GrafAnc: Reliable and reproducible inference of continental and regional population structure

Accurate inference of genetic ancestry is a fundamental step in population genetics, disease association studies, and understanding human history. However, most existing tools, whether model-based or model-free, are limited by dataset-specific characteristics, which restrict reproducibility and hinder cross-study comparisons. Additionally, these tools often struggle to resolve fine-scale population structure, requiring multiple processing steps, such as sample subsetting and repeated program execution. These practices introduce bias and reduce replicability, particularly in evolutionary and migration studies. We present GrafAnc, a robust tool for inferring ancestry at both continental and subcontinental levels without requiring dataset partitioning, iterative processing, or manual sample curation. Building upon and extending GRAF-pop, GrafAnc infers an individual’s ancestry background by comparing genotypes with allele frequencies from 26 reference populations compiled from publicly available databases. The current version of GrafAnc generates 18 ancestry scores per individual and classifies individuals into 8 continental and 38 subcontinental ancestry groups, including Middle East and North Africa. These scores are invariant to the specific composition of the study dataset and can be used directly as continuous covariates or for ancestry group assignments.
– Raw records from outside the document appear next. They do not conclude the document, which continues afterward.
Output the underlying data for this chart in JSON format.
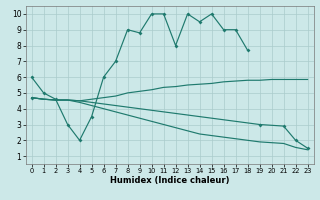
{
  "xlabel": "Humidex (Indice chaleur)",
  "background_color": "#cce8e8",
  "grid_color": "#aacccc",
  "line_color": "#1f7a6e",
  "xlim": [
    -0.5,
    23.5
  ],
  "ylim": [
    0.5,
    10.5
  ],
  "xticks": [
    0,
    1,
    2,
    3,
    4,
    5,
    6,
    7,
    8,
    9,
    10,
    11,
    12,
    13,
    14,
    15,
    16,
    17,
    18,
    19,
    20,
    21,
    22,
    23
  ],
  "yticks": [
    1,
    2,
    3,
    4,
    5,
    6,
    7,
    8,
    9,
    10
  ],
  "line1_x": [
    0,
    1,
    2,
    3,
    4,
    5,
    6,
    7,
    8,
    9,
    10,
    11,
    12,
    13,
    14,
    15,
    16,
    17,
    18
  ],
  "line1_y": [
    6,
    5,
    4.6,
    3,
    2,
    3.5,
    6,
    7,
    9,
    8.8,
    10,
    10,
    8,
    10,
    9.5,
    10,
    9,
    9,
    7.7
  ],
  "line2_x": [
    0,
    1,
    2,
    3,
    4,
    5,
    6,
    7,
    8,
    9,
    10,
    11,
    12,
    13,
    14,
    15,
    16,
    17,
    18,
    19,
    20,
    21,
    22,
    23
  ],
  "line2_y": [
    4.7,
    4.6,
    4.55,
    4.55,
    4.5,
    4.6,
    4.7,
    4.8,
    5.0,
    5.1,
    5.2,
    5.35,
    5.4,
    5.5,
    5.55,
    5.6,
    5.7,
    5.75,
    5.8,
    5.8,
    5.85,
    5.85,
    5.85,
    5.85
  ],
  "line3_x": [
    0,
    1,
    2,
    3,
    4,
    5,
    6,
    7,
    8,
    9,
    10,
    11,
    12,
    13,
    14,
    15,
    16,
    17,
    18,
    19,
    20,
    21,
    22,
    23
  ],
  "line3_y": [
    4.7,
    4.6,
    4.55,
    4.55,
    4.5,
    4.4,
    4.3,
    4.2,
    4.1,
    4.0,
    3.9,
    3.8,
    3.7,
    3.6,
    3.5,
    3.4,
    3.3,
    3.2,
    3.1,
    3.0,
    2.95,
    2.9,
    2.0,
    1.5
  ],
  "line4_x": [
    0,
    1,
    2,
    3,
    4,
    5,
    6,
    7,
    8,
    9,
    10,
    11,
    12,
    13,
    14,
    15,
    16,
    17,
    18,
    19,
    20,
    21,
    22,
    23
  ],
  "line4_y": [
    4.7,
    4.6,
    4.55,
    4.55,
    4.4,
    4.2,
    4.0,
    3.8,
    3.6,
    3.4,
    3.2,
    3.0,
    2.8,
    2.6,
    2.4,
    2.3,
    2.2,
    2.1,
    2.0,
    1.9,
    1.85,
    1.8,
    1.55,
    1.4
  ],
  "line3_markers": [
    0,
    19,
    21,
    22,
    23
  ]
}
GrafAnc enables seamless integration of population structure across studies and datasets, facilitating consistent interpretation in large-scale genomics. We benchmark GrafAnc using the 1000 Genomes Project, UK Biobank, and Human Genome Diversity Project datasets, demonstrating its accuracy and robustness across diverse ancestries and genotyping platforms. GrafAnc is implemented in C++ with multithreading support and is freely available.